Saturday, January 26, 2019

CL ideas in the middle of the night Jan 25-26 2019 Edition

This is probably not going to be particularly coherent but I didn't want to forget and it seemed a more logical, findable place to put it here, plus the teeeeeny handful of people who are likely to read this would probably find it mildly funny it interesting.

Which reminds me of my blogging goals a decade ago:

1. Be interesting
2. Don't be boring

Later followed with:

3. Brevity

Totally, miserably failed there. But you know, a decade later I decided that it's okay that I'm not.

Ideas for corpora:

Kate Corpus

What if I could find all of the things I've ever written on a computer and put them into a giant pile?

X-person corpus

The way this idea could be of more general interest is by applying it more broadly. What if you could advertise for a service that - no, I mean, what if you could actually create a service that actually downloaded all* (*not possible) your text input history? Like with fh and genealogy, you would probably suddenly be able to generate a ton of interest by shifting the idea from theories and applying it to individuals.

People are really mostly interested in themselves.

We are a bunch of narcissists looking in mirrors in this depressing postmodern online world. This entire post will prove that point at least ten times. But in my defense, it's stream of consciousness writing after  only five hours of sleep.

How can I sleep. This is really, really interesting. I have to write about it in order to not explode.

But I guess even though it's pretty stupid for me to create the Kate Corpus because it is rather egocentric, it's also ethical. I give myself full permission.

So yeah. Where is my typing and how do I find it?

First computer: Family 386, totally gone. Unrecoverable. Did it even have internet?

Second computer: Compaq something or other. I learned to type 85 wpm when I was 10, my dad bought me a computer. I spent hours playing...in Ms word. And just playing. Or watching my brother play. Or recording my sister Sarah and I talking. But I was not that good at finger eye coordination. I've long since mourned the deletion of those sound files. Maybe my dad knows where the backup to that thing is. I have printed copies of two or three texts I wrote from that time period.

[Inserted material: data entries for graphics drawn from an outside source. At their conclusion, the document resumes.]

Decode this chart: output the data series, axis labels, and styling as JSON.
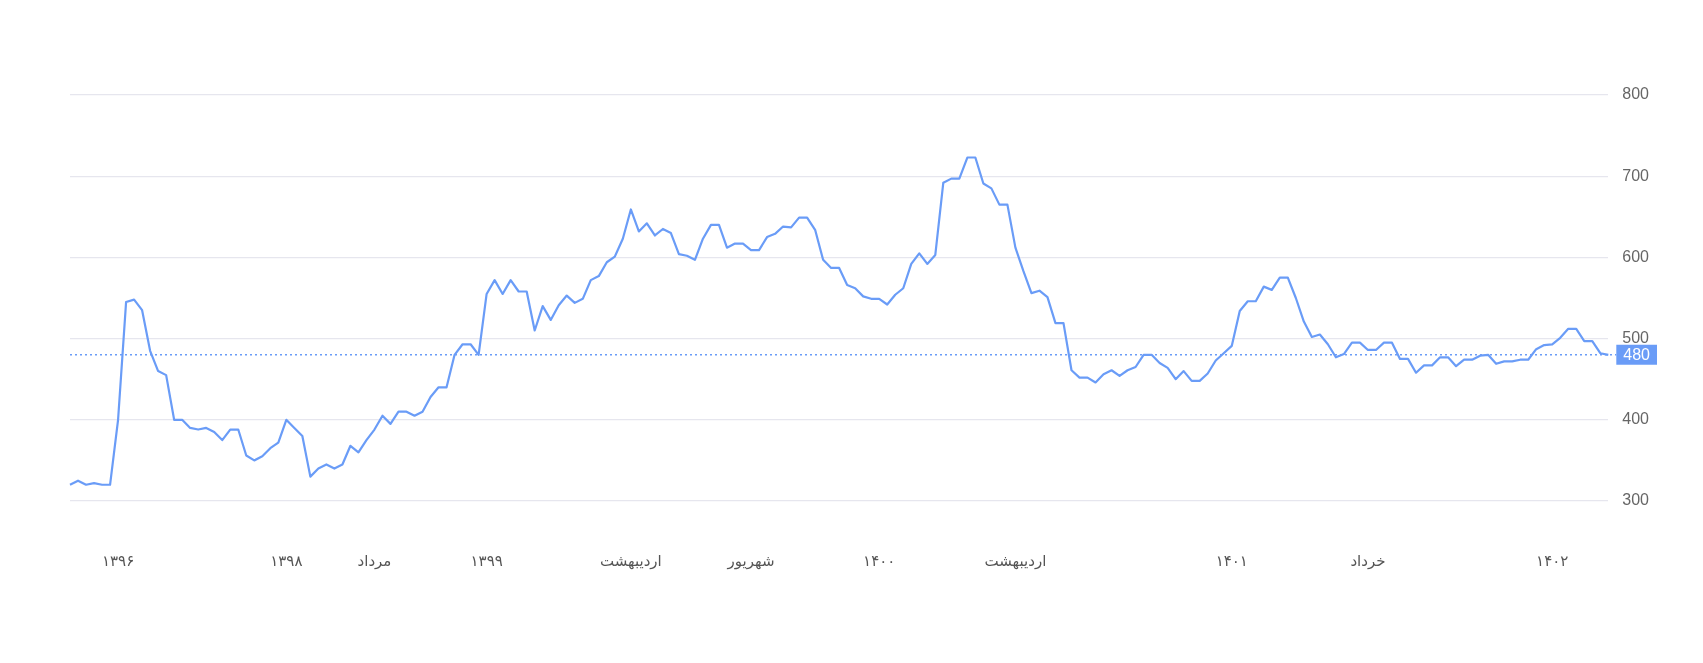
{
  "chart_data": {
    "type": "line",
    "categories": [
      null,
      null,
      null,
      null,
      null,
      null,
      "۱۳۹۶",
      null,
      null,
      null,
      null,
      null,
      null,
      null,
      null,
      null,
      null,
      null,
      null,
      null,
      null,
      null,
      null,
      null,
      null,
      null,
      null,
      "۱۳۹۸",
      null,
      null,
      null,
      null,
      null,
      null,
      null,
      null,
      null,
      null,
      "مرداد",
      null,
      null,
      null,
      null,
      null,
      null,
      null,
      null,
      null,
      null,
      null,
      null,
      null,
      "۱۳۹۹",
      null,
      null,
      null,
      null,
      null,
      null,
      null,
      null,
      null,
      null,
      null,
      null,
      null,
      null,
      null,
      null,
      null,
      "اردیبهشت",
      null,
      null,
      null,
      null,
      null,
      null,
      null,
      null,
      null,
      null,
      null,
      null,
      null,
      null,
      "شهریور",
      null,
      null,
      null,
      null,
      null,
      null,
      null,
      null,
      null,
      null,
      null,
      null,
      null,
      null,
      null,
      "۱۴۰۰",
      null,
      null,
      null,
      null,
      null,
      null,
      null,
      null,
      null,
      null,
      null,
      null,
      null,
      null,
      null,
      null,
      "اردیبهشت",
      null,
      null,
      null,
      null,
      null,
      null,
      null,
      null,
      null,
      null,
      null,
      null,
      null,
      null,
      null,
      null,
      null,
      null,
      null,
      null,
      null,
      null,
      null,
      null,
      null,
      null,
      "۱۴۰۱",
      null,
      null,
      null,
      null,
      null,
      null,
      null,
      null,
      null,
      null,
      null,
      null,
      null,
      null,
      null,
      null,
      "خرداد",
      null,
      null,
      null,
      null,
      null,
      null,
      null,
      null,
      null,
      null,
      null,
      null,
      null,
      null,
      null,
      null,
      null,
      null,
      null,
      null,
      null,
      null,
      "۱۴۰۲",
      null,
      null,
      null,
      null,
      null,
      null,
      null
    ],
    "series": [
      {
        "color": "#6a9cf7",
        "values": [
          320,
          325,
          320,
          322,
          320,
          320,
          400,
          545,
          548,
          535,
          485,
          460,
          455,
          400,
          400,
          390,
          388,
          390,
          385,
          375,
          388,
          388,
          356,
          350,
          355,
          365,
          372,
          400,
          390,
          380,
          330,
          340,
          345,
          340,
          345,
          368,
          360,
          375,
          388,
          405,
          395,
          410,
          410,
          405,
          410,
          428,
          440,
          440,
          480,
          493,
          493,
          480,
          555,
          572,
          555,
          572,
          558,
          558,
          510,
          540,
          523,
          541,
          553,
          544,
          549,
          572,
          577,
          594,
          601,
          623,
          659,
          632,
          642,
          627,
          635,
          630,
          604,
          602,
          597,
          623,
          640,
          640,
          612,
          617,
          617,
          609,
          609,
          625,
          629,
          638,
          637,
          649,
          649,
          634,
          597,
          587,
          587,
          566,
          562,
          552,
          549,
          549,
          542,
          554,
          562,
          592,
          605,
          592,
          603,
          692,
          697,
          697,
          723,
          723,
          691,
          685,
          665,
          665,
          612,
          583,
          556,
          559,
          551,
          519,
          519,
          461,
          452,
          452,
          446,
          456,
          461,
          454,
          461,
          465,
          480,
          480,
          470,
          464,
          450,
          460,
          448,
          448,
          457,
          473,
          482,
          491,
          534,
          546,
          546,
          564,
          560,
          575,
          575,
          550,
          521,
          502,
          505,
          493,
          477,
          481,
          495,
          495,
          486,
          486,
          495,
          495,
          475,
          475,
          458,
          467,
          467,
          477,
          477,
          466,
          474,
          474,
          479,
          480,
          469,
          472,
          472,
          474,
          474,
          487,
          492,
          493,
          501,
          512,
          512,
          497,
          497,
          482,
          480
        ]
      }
    ],
    "ylim": [
      300,
      800
    ],
    "yticks": [
      300,
      400,
      500,
      600,
      700,
      800
    ],
    "grid": "y",
    "ref_lines": [
      {
        "axis": "y",
        "value": 480,
        "label": "480",
        "color": "#6a9cf7",
        "line_style": "dotted"
      }
    ]
  }
}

Cuz this entire corpus is clearly about diachronic change. Fun fact: I haven't decided within myself whether or not that is a word I can bear to include in my lexicon. It is just so...snobby. Change over time is just fine and not ridiculously arrogant. Or potentially part of the lyrics to where in time is Carmen San Diego. See the above comment about computer games as a child.

This computer lasted me a long time. I don't think it was usually connected to the internet.

I remember when it or one very similar was. Dial up. My first texts online: definitely aol instant messenger (AIM). Is that chat history even recoverable?! Didn't Google Hangouts or its predecessor subsume most aim accounts? My username is or was katidid99. It must have been 1999. I was 12/13 years old. This seems like an important source of text to include in this corpus. Hmm. How to recovery it?

Find a way to open that account. Find a way to download chat history - if it exists. Clean the text so it's only my half of the conversations. Is it ethical to include that? I'm... Going with yes?

BYU desktop. I think this was a new hard drive but all old parts from that Compaq? Wow. Computers lasted much longer back then. These days it's like, 2-3ish years and Danny, the sole computer purchaser in our house, upgrades it (piecemeal usually). And doesn't get rid of the old one. #computergraveyard

I was blogging by this point. So at least I have the texts from that time period. I already found and gathered the 25 posts from my livejournal - username kvasicek. I even correctly guessed the password. Ha! Such useless knowledge.

I would love to find my school essays. They definitely exist.

Oh wow, I wonder if my computer programs exist. That would... That would be really embarrassing. I took cs 100 and cs 142. The former was surprisingly fascinatingly philosophical. It led me to watch a four? hour documentary about the history of computers in the media center of the library which proved to be immensely valuable to my general education. And I can vividly remember some of the lectures. I remember the moment when I realized just exactly how incredible computers combined with human creative powers really are. I also felt very frustrated that I was even in that class. Although it was a perfect level for me - I learned basic HTML (oh sheesh... Memories of dating Nate the programmer at that time and writing him an extremely stupid and horribly embarrassing message on the sidewalk in sidewalk chalk...in HTML...by the dorms. That is... Something like classic Kate right there. Ughh. There's good reason for me to dislike all past iterations of my self. Adorkable.) I got the sense in that class that the real computer nerds totally skipped out of that class and intro to Java.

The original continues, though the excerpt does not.